The same holds true for a corporate environment. Would you dare talk down to your boss, or act disrespectful? Probably not. So you shouldn’t tolerate or accept any instance where your boss talks down, or acts disrespectful to you.
If you find this happening in your company, take control of the situation. Find a one-on-one setting in which you can tell your boss that his or her behavior is not acceptable in that situation.
Same goes for any corrective feedback that your boss wishes to share with you. If your boss has an issue with an element of your performance, instead of taking it public to other managers or employees, ensure that you are more than willing to listen to any corrective feedback he or she wants to share with you, so long as it’s in a private, one-on-one setting.
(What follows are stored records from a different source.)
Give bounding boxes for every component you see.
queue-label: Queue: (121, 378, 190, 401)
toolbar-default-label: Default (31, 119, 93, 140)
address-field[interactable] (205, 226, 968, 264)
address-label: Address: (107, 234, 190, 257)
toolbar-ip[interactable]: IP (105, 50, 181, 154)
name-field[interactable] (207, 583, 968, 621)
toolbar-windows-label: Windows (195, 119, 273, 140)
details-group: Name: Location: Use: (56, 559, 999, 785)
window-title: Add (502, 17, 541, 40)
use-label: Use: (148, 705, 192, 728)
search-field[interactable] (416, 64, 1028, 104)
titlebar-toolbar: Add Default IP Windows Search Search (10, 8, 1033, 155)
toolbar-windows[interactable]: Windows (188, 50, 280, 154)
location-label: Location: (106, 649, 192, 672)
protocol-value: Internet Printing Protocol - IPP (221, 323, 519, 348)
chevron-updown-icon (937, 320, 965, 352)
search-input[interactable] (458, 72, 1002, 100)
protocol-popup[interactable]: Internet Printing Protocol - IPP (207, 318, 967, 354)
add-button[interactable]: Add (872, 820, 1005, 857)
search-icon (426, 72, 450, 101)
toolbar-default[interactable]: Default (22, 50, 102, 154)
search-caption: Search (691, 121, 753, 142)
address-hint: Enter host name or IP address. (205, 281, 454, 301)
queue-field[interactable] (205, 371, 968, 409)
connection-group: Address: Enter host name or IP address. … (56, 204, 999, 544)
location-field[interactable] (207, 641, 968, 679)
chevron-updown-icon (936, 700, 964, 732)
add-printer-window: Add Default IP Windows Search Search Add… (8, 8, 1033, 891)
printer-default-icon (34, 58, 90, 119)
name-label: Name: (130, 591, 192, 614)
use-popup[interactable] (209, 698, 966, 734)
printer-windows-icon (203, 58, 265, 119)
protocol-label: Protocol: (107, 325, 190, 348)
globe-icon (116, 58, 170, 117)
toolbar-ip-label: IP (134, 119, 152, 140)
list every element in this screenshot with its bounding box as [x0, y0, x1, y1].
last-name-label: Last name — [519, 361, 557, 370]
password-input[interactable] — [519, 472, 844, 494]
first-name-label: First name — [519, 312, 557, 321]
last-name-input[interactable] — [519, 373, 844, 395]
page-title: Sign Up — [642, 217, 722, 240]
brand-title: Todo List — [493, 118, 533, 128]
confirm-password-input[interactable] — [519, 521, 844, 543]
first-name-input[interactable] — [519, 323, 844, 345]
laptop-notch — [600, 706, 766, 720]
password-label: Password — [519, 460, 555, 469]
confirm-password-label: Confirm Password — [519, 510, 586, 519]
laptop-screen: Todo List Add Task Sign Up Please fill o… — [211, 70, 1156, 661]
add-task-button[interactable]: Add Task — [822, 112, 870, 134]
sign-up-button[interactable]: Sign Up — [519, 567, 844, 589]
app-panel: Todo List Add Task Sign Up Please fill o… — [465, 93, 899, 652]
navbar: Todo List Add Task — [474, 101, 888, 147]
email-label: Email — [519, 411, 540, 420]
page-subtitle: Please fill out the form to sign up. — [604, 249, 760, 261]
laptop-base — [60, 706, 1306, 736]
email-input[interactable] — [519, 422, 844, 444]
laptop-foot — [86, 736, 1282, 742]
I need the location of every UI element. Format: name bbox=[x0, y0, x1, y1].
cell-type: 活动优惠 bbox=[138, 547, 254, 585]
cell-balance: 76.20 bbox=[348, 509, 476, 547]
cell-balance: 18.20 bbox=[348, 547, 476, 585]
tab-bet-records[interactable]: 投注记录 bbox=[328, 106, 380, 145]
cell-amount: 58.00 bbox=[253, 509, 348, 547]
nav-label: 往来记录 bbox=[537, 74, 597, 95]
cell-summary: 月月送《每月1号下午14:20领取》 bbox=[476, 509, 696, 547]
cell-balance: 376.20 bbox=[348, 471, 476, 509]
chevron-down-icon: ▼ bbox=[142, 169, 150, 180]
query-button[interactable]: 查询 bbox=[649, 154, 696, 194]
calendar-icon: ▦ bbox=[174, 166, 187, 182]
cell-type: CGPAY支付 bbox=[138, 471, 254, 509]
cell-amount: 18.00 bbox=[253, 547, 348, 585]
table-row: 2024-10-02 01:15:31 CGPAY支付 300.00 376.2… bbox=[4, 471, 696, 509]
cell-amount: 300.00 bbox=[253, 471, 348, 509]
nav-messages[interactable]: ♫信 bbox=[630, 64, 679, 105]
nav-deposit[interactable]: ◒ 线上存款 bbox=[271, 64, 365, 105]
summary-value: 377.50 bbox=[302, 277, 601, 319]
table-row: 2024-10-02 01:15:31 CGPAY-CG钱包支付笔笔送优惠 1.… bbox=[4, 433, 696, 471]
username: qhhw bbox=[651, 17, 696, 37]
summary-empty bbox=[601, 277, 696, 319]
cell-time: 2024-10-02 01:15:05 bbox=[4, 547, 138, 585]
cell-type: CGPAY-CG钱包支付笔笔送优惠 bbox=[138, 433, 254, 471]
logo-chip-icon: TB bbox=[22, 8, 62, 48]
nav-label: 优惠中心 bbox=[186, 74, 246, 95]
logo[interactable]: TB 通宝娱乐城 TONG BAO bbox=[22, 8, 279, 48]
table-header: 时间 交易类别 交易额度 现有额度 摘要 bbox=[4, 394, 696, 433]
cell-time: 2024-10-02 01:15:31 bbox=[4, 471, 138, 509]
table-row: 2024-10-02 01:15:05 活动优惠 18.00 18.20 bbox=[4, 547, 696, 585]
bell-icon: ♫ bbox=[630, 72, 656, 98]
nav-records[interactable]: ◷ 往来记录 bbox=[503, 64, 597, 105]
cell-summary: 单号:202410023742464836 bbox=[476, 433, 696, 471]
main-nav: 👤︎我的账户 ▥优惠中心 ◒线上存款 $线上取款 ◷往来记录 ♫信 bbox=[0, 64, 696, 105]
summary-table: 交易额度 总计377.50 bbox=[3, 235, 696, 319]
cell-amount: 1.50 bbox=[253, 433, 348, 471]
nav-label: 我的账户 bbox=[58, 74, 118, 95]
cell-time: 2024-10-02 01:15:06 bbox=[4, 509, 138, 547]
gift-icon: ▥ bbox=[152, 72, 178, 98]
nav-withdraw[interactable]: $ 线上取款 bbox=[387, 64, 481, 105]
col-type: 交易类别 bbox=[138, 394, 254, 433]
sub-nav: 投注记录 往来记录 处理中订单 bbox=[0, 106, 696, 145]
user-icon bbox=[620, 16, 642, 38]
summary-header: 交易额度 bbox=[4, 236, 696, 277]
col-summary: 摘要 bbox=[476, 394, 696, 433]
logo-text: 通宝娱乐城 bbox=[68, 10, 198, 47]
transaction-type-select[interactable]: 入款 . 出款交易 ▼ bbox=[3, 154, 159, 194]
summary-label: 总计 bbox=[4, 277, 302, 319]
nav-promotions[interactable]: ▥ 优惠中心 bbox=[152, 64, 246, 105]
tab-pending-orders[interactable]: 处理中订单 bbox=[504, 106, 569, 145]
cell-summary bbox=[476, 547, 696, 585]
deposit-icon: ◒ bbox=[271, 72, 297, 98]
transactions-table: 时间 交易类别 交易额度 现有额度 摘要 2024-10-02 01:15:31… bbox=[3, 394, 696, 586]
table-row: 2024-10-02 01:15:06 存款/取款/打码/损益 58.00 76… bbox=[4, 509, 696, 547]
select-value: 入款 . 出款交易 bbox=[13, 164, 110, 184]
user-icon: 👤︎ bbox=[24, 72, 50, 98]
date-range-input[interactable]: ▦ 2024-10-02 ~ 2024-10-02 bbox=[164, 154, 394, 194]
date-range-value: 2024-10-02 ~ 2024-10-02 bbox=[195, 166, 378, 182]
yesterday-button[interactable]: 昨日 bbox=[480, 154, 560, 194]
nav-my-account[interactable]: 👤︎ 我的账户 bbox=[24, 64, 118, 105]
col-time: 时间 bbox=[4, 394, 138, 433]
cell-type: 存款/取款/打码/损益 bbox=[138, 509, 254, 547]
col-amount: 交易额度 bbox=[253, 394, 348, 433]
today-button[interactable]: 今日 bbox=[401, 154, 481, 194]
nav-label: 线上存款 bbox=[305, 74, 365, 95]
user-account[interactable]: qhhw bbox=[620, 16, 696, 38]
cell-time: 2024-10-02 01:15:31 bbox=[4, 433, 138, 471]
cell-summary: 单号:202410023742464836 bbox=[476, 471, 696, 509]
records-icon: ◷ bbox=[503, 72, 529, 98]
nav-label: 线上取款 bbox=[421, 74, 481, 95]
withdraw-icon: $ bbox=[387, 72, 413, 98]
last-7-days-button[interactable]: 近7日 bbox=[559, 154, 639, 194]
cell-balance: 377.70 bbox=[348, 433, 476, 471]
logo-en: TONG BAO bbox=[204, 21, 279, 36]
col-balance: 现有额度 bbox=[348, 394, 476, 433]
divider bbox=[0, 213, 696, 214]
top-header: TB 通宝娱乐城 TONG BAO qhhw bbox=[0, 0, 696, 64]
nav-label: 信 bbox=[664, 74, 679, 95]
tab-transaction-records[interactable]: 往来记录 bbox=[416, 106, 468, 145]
3. Integrity – While most any company possesses a sense of integrity at its core at all times, it is a must-do for EVERYBODY in the company to conduct themselves with integrity around the clock, starting with the company’s leadership to lead by example. If this does NOT happen, and a leader doesn’t conduct him- or herself with the utmost integrity, you MUST communicate this to that boss ASAP. Let that person privately know that you’re not OK with the situation at hand. If you feel that your comments are falling on deaf ears, then don’t hesitate to take your ideas to another channel in the organization, such as HR. It’s the primary purpose of that department, after all.
This policy should extend to your customer and client base as well. As long as the integrity is being upheld on both sides of the coin, act as if the customer or client is ALWAYS right. Never forget this. But if you think the client is jeopardizing integrity, then it’s time to huddle up with your team and plan a set strategy going forward.
These are three of the ways in which YOU can take control of your situation at work, and manage YOUR boss.